Colorado schools rank 21st in the country in Education Week's annual Quality Counts report released Thursday.
The state scored an overall grade of C, the same grade as the nation. That ranking is the average of three separate indices: "Chance for Success," "K-12 Achievement," and "School Finance." Here's how Colorado performed in those categories.
Chance for Success: grade = B-, state rank = 12
This score factors in early foundations in learning, such as family income and parent education, math and reading skills during the school years, how many students go on to college, and annual income and employment.
Colorado was sixth in the nation in the percent of eighth graders on target on national tests, and ninth in the nation for fourth graders reading proficiently on national tests. More adults here attend college compared to the national average – 48 percent compared to 40 percent.
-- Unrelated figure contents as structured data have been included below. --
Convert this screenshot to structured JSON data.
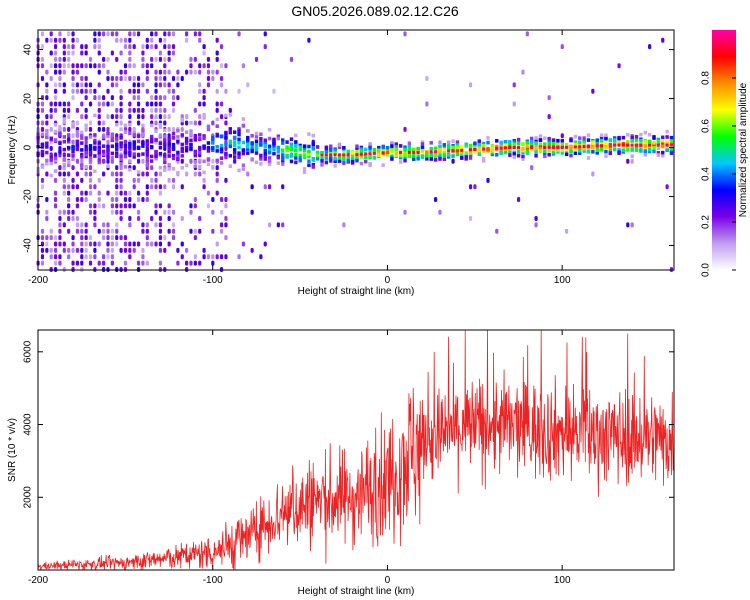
{
  "title": "GN05.2026.089.02.12.C26",
  "chart_data": [
    {
      "type": "heatmap",
      "name": "spectrogram",
      "xlabel": "Height of straight line (km)",
      "ylabel": "Frequency (Hz)",
      "xlim": [
        -200,
        164
      ],
      "ylim": [
        -50,
        48
      ],
      "xticks": [
        -200,
        -100,
        0,
        100
      ],
      "yticks": [
        -40,
        -20,
        0,
        20,
        40
      ],
      "ridge": [
        {
          "x": -200,
          "f": 0
        },
        {
          "x": -120,
          "f": 0
        },
        {
          "x": -90,
          "f": 2
        },
        {
          "x": -70,
          "f": 0
        },
        {
          "x": -50,
          "f": -2
        },
        {
          "x": -40,
          "f": -3
        },
        {
          "x": -20,
          "f": -3
        },
        {
          "x": 0,
          "f": -2
        },
        {
          "x": 20,
          "f": -2
        },
        {
          "x": 45,
          "f": -1
        },
        {
          "x": 70,
          "f": 0
        },
        {
          "x": 100,
          "f": 0
        },
        {
          "x": 130,
          "f": 1
        },
        {
          "x": 164,
          "f": 1
        }
      ],
      "colorbar": {
        "label": "Normalized spectral amplitude",
        "range": [
          0,
          1
        ],
        "ticks": [
          "0.0",
          "0.2",
          "0.4",
          "0.6",
          "0.8"
        ],
        "colors": [
          "#ffffff",
          "#c09cf0",
          "#7a00e6",
          "#0000ff",
          "#00c8ff",
          "#00ff00",
          "#ffff00",
          "#ff8c00",
          "#ff0000",
          "#ff00aa"
        ]
      }
    },
    {
      "type": "line",
      "name": "snr",
      "xlabel": "Height of straight line (km)",
      "ylabel": "SNR (10 * v/v)",
      "xlim": [
        -200,
        164
      ],
      "ylim": [
        0,
        6600
      ],
      "xticks": [
        -200,
        -100,
        0,
        100
      ],
      "yticks": [
        2000,
        4000,
        6000
      ],
      "color": "#ee2222",
      "envelope": [
        {
          "x": -200,
          "y": 100
        },
        {
          "x": -150,
          "y": 200
        },
        {
          "x": -120,
          "y": 350
        },
        {
          "x": -100,
          "y": 500
        },
        {
          "x": -80,
          "y": 900
        },
        {
          "x": -60,
          "y": 1600
        },
        {
          "x": -40,
          "y": 1900
        },
        {
          "x": -20,
          "y": 2000
        },
        {
          "x": 0,
          "y": 2500
        },
        {
          "x": 10,
          "y": 3100
        },
        {
          "x": 20,
          "y": 3500
        },
        {
          "x": 40,
          "y": 3900
        },
        {
          "x": 60,
          "y": 4000
        },
        {
          "x": 80,
          "y": 3900
        },
        {
          "x": 100,
          "y": 3800
        },
        {
          "x": 130,
          "y": 3700
        },
        {
          "x": 164,
          "y": 3600
        }
      ]
    }
  ]
}
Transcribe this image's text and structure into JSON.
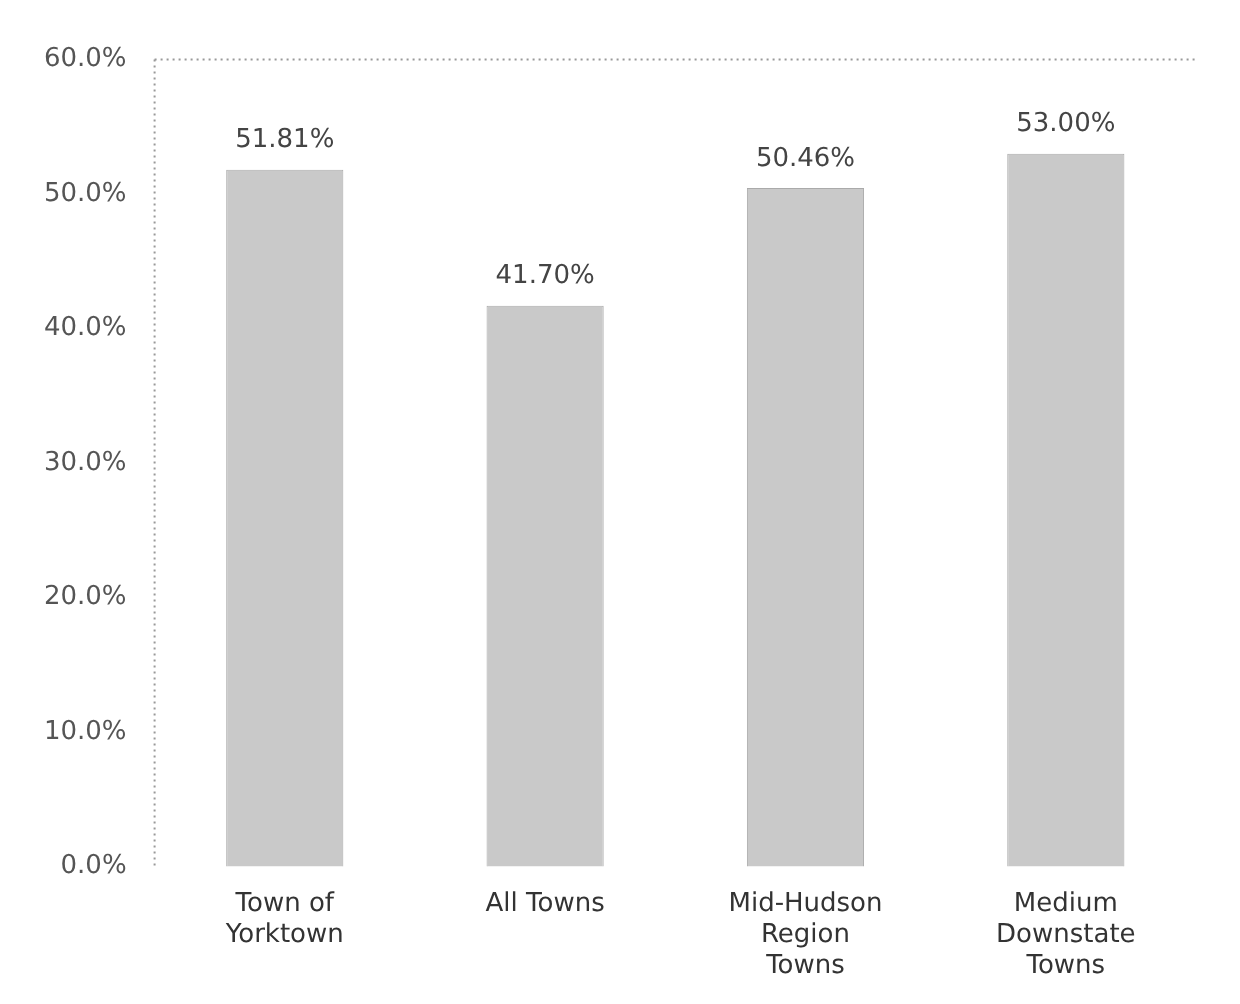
{
  "chart_data": {
    "type": "bar",
    "categories": [
      "Town of Yorktown",
      "All Towns",
      "Mid-Hudson Region Towns",
      "Medium Downstate Towns"
    ],
    "values": [
      51.81,
      41.7,
      50.46,
      53.0
    ],
    "value_labels": [
      "51.81%",
      "41.70%",
      "50.46%",
      "53.00%"
    ],
    "color": "#c9c9c9",
    "ylim": [
      0,
      60
    ],
    "yticks": [
      {
        "value": 0,
        "label": "0.0%"
      },
      {
        "value": 10,
        "label": "10.0%"
      },
      {
        "value": 20,
        "label": "20.0%"
      },
      {
        "value": 30,
        "label": "30.0%"
      },
      {
        "value": 40,
        "label": "40.0%"
      },
      {
        "value": 50,
        "label": "50.0%"
      },
      {
        "value": 60,
        "label": "60.0%"
      }
    ],
    "grid": false
  }
}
But the state has one of the worst “poverty gaps” in the nation in terms of achievement. It ranks 45th in 8th-grade math, comparing scores of students who are eligible for free and reduced lunch to students who aren’t, and has the 41st-worst poverty gap for fourth graders in reading on national tests.
School Finance: grade = D+, state rank = 38
This category measures per-pupil spending levels and funding equity. Colorado spends about $2,700 less per student than the national average, accounting for regional cost differences.
K-12 Achievement Index (from 2014): grade = C, state rank = 11
Though this index wasn't updated this year, it's an important part of each state's overall score. It examines reading and math performance on National Assessment of Educational Progress tests, high school graduation rates, and AP exams scores.
Here's a table showing each state's grade:
This year’s report also focuses on early-childhood education as its special theme.
Colorado earns a D and ranks 44th on the Early Education Index, which incorporates data from eight specific indicators. About half of three- and four-year-old kids are enrolled in preschool. That's about the same as the nationwide rate, but it 3 percent compared to 2008. The nation’s rate stayed flat.
In terms of the gap between poor children and non-poor children who attend pre-school, Colorado has a larger gap than the national average, ranking 47th in the nation. Enrollment rate for non-poor children minus poor children is 19.4 percent compared to national average of 15.8 percent.
Colorado scores poorly on the number of children who attend full-day pre-school, with less than a third of the state’s children doing so. That compares to half of children nationally. And for kindergarten, about 60 percent of the state’s children attend full-day programs, compared to 75 percent nationally – making Colorado 47th in the nation.